After studying a little more, I understood the problem of using
pbuf_free() in ISR can be solved in two ways:
* by setting LWIP_ALLOW_MEM_FREE_FROM_OTHER_CONTEXT to 1 (NO_SYS=0
or 1)
* by using pub_free_callback() in ISR, instead of pbuf_free, only when
NO_SYS=0
The first approach will add protection (disabling/enabling
interrupts) when lwip needs malloc. This isn't a very good approach,
because interrupts would be disabled frequently, but I haven't any
knowledge with RTOS so it's much complex for me to add any to my
project. So I'm working with the following configuration:
* NO_SYS=1 (no OS)
* LWIP_ALLOW_MEM_FREE_FROM_OTHER_CONTEX=1 (because pbuf_free is called
in ISR)
* MEM_USE_POOLS=0 *and* mem_clib_free/mem_clib_malloc redefined to a
custom buffer-based memory allocator (derived from mbedtls[1])
I suspect this scenario is not safe, because memory allocator from
mbedtls isn't designed to be reentrant from an ISR (as for the memory
pools of lwip when LWIP_ALLOW_MEM_FREE_FROM_OTHER_CONTEX is set to
1). And for me is very difficult to fix the reentrancy problem of
this allocator.
So I'm thinking the best solution to solve this problem without an OS
is to abandon buffer-based memory allocator and migrate to another
allocator that could be: lwip memory pools (MEM_USE_POOLS=1) or
newlib heap (MEM_USE_POOLS=0 and mem_clib_malloc=malloc and
mem_clib_free=free). What do you suggest?
Anyway I don't understand one thing. Why pbuf_free_callback() can't
be called without an OS? It calls tcpip_try_callback that allocates a
message for tcpip_thread. It shouldn't be difficult to create a list
of pbufs that are waiting to be freed during sys_check_timeouts. What
do you think?
[1]
https://github.com/Mbed-TLS/mbedtls/blob/development/library/memory_buffer_alloc.c
Il 04/10/2022 16:46, Giuseppe Modugno ha scritto:
I started from an example of NXP SDK for LPC546xx MCUs. I'm using
baremetal (NO_SYS=1) and I found the following warning in
enet_ethernetif_lpc.c, function ethernetif_tx_release():
---
#if NO_SYS
#if defined(LWIP_ALLOW_MEM_FREE_FROM_OTHER_CONTEXT) &&
LWIP_ALLOW_MEM_FREE_FROM_OTHER_CONTEXT
pbuf_free(p);
#else
#error "Bare metal requires LWIP_ALLOW_MEM_FREE_FROM_OTHER_CONTEXT=1
because pbuf_free() is being called from an ISR"

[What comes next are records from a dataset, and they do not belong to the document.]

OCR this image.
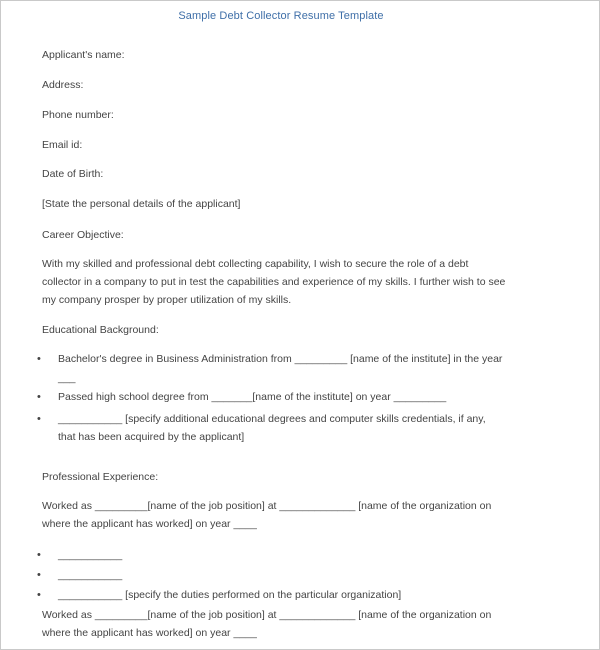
Sample Debt Collector Resume Template
Applicant's name:
Address:
Phone number:
Email id:
Date of Birth:
[State the personal details of the applicant]
Career Objective:
With my skilled and professional debt collecting capability, I wish to secure the role of a debt
collector in a company to put in test the capabilities and experience of my skills. I further wish to see
my company prosper by proper utilization of my skills.
Educational Background:
• Bachelor's degree in Business Administration from _________ [name of the institute] in the year
___
• Passed high school degree from _______[name of the institute] on year _________
• ___________ [specify additional educational degrees and computer skills credentials, if any,
that has been acquired by the applicant]
Professional Experience:
Worked as _________[name of the job position] at _____________ [name of the organization on
where the applicant has worked] on year ____
• ___________
• ___________
• ___________ [specify the duties performed on the particular organization]
Worked as _________[name of the job position] at _____________ [name of the organization on
where the applicant has worked] on year ____
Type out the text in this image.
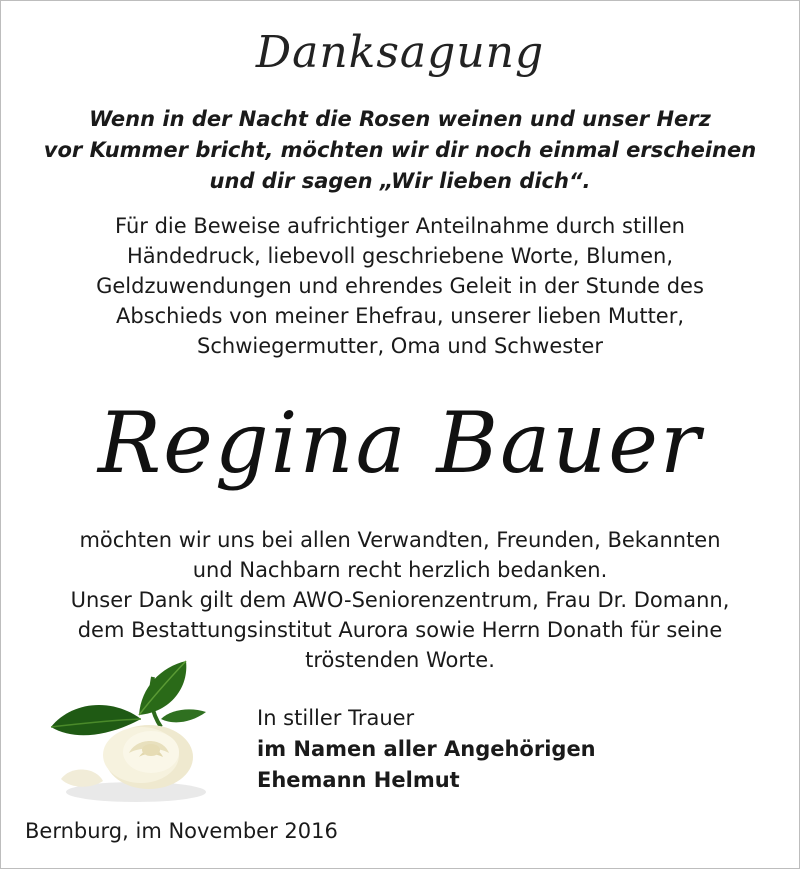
Danksagung
Wenn in der Nacht die Rosen weinen und unser Herz
vor Kummer bricht, möchten wir dir noch einmal erscheinen
und dir sagen „Wir lieben dich“.
Für die Beweise aufrichtiger Anteilnahme durch stillen
Händedruck, liebevoll geschriebene Worte, Blumen,
Geldzuwendungen und ehrendes Geleit in der Stunde des
Abschieds von meiner Ehefrau, unserer lieben Mutter,
Schwiegermutter, Oma und Schwester
Regina Bauer
möchten wir uns bei allen Verwandten, Freunden, Bekannten
und Nachbarn recht herzlich bedanken.
Unser Dank gilt dem AWO-Seniorenzentrum, Frau Dr. Domann,
dem Bestattungsinstitut Aurora sowie Herrn Donath für seine
tröstenden Worte.
In stiller Trauer
im Namen aller Angehörigen
Ehemann Helmut
Bernburg, im November 2016
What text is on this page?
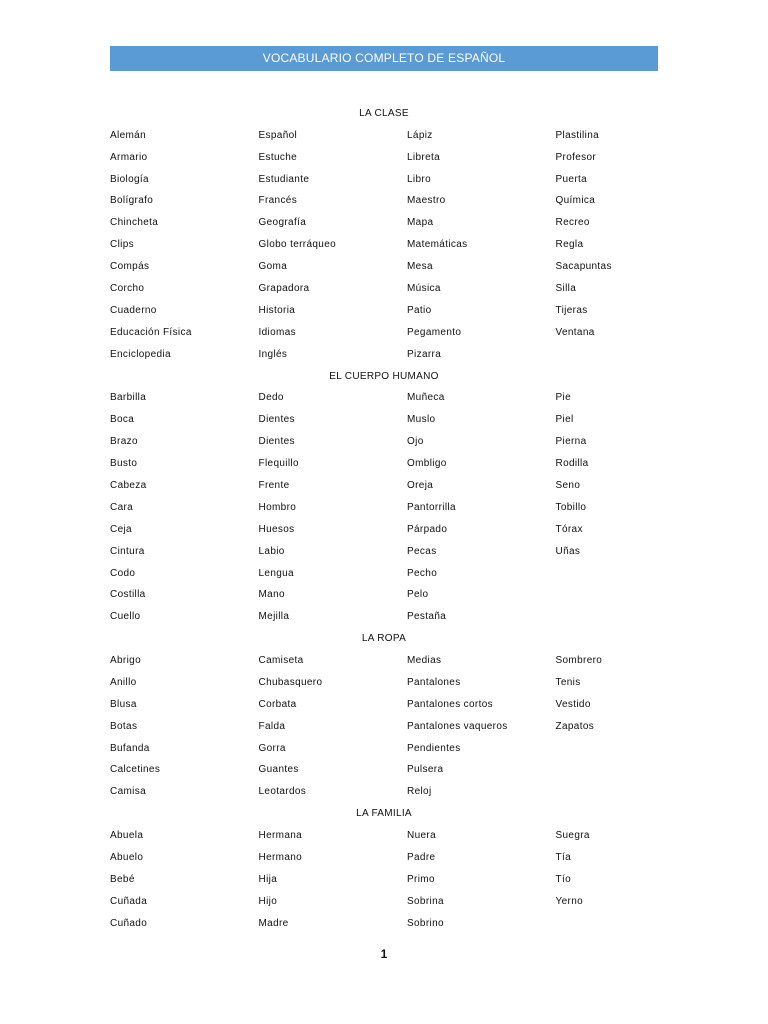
VOCABULARIO COMPLETO DE ESPAÑOL
LA CLASE
Alemán	Español	Lápiz	Plastilina
Armario	Estuche	Libreta	Profesor
Biología	Estudiante	Libro	Puerta
Bolígrafo	Francés	Maestro	Química
Chincheta	Geografía	Mapa	Recreo
Clips	Globo terráqueo	Matemáticas	Regla
Compás	Goma	Mesa	Sacapuntas
Corcho	Grapadora	Música	Silla
Cuaderno	Historia	Patio	Tijeras
Educación Física	Idiomas	Pegamento	Ventana
Enciclopedia	Inglés	Pizarra
EL CUERPO HUMANO
Barbilla	Dedo	Muñeca	Pie
Boca	Dientes	Muslo	Piel
Brazo	Dientes	Ojo	Pierna
Busto	Flequillo	Ombligo	Rodilla
Cabeza	Frente	Oreja	Seno
Cara	Hombro	Pantorrilla	Tobillo
Ceja	Huesos	Párpado	Tórax
Cintura	Labio	Pecas	Uñas
Codo	Lengua	Pecho
Costilla	Mano	Pelo
Cuello	Mejilla	Pestaña
LA ROPA
Abrigo	Camiseta	Medias	Sombrero
Anillo	Chubasquero	Pantalones	Tenis
Blusa	Corbata	Pantalones cortos	Vestido
Botas	Falda	Pantalones vaqueros	Zapatos
Bufanda	Gorra	Pendientes
Calcetines	Guantes	Pulsera
Camisa	Leotardos	Reloj
LA FAMILIA
Abuela	Hermana	Nuera	Suegra
Abuelo	Hermano	Padre	Tía
Bebé	Hija	Primo	Tío
Cuñada	Hijo	Sobrina	Yerno
Cuñado	Madre	Sobrino
1
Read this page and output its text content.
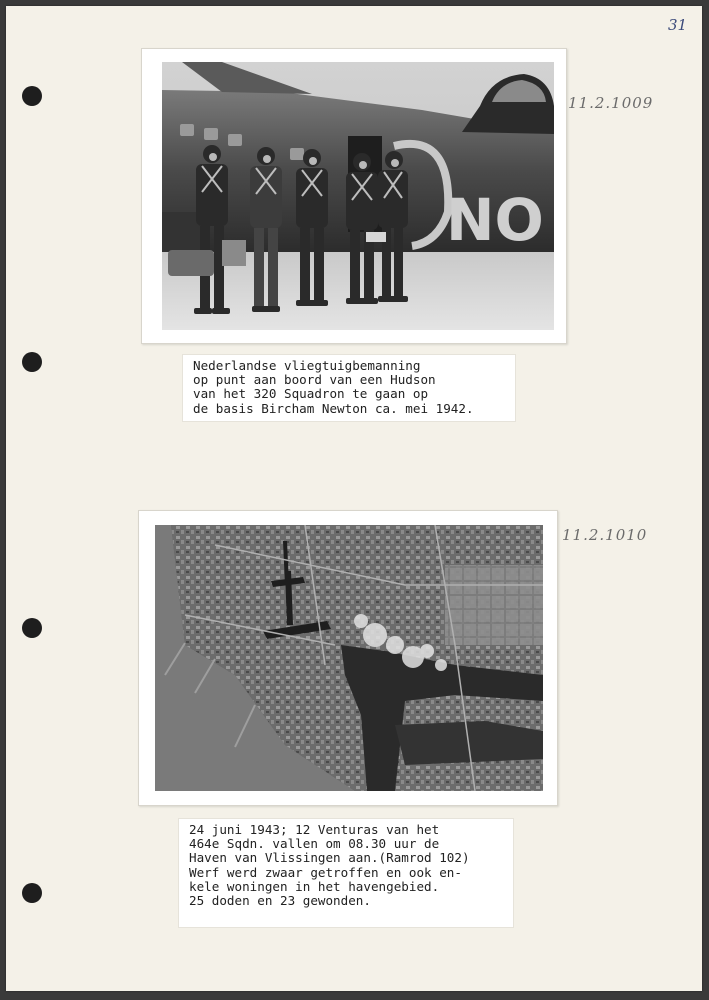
31
NO
11.2.1009
Nederlandse vliegtuigbemanning
op punt aan boord van een Hudson
van het 320 Squadron te gaan op
de basis Bircham Newton ca. mei 1942.
11.2.1010
24 juni 1943; 12 Venturas van het
464e Sqdn. vallen om 08.30 uur de
Haven van Vlissingen aan.(Ramrod 102)
Werf werd zwaar getroffen en ook en-
kele woningen in het havengebied.
25 doden en 23 gewonden.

#endif /* LWIP_ALLOW_MEM_FREE_FROM_OTHER_CONTEXT */
...
---
It seems NXP code calls pbuf_free() inside ISR and this behaviour
must be known to lwip by setting 1 to this macro. However it seems
this macro is checked only in mem.c, if MEM_USE_POOLS is defined.
In my application I don't define MEM_USE_POOLS, so it is set to 0 by
default in opt.h.
Does it mean I can avoid setting
LWIP_ALLOW_MEM_FREE_FROM_OTHER_CONTEX? I would like to set it to 0,
because of the following warning found in opt.h:
---
* ATTENTION: As you can see from the above description, this leads
to dis-/
* enabling interrupts often, which can be slow! Also, on low
memory, mem_malloc
* can need longer.
---
However NXP code uses #error if this macro is not set, so I suspect
there's a real risk to avoid setting it.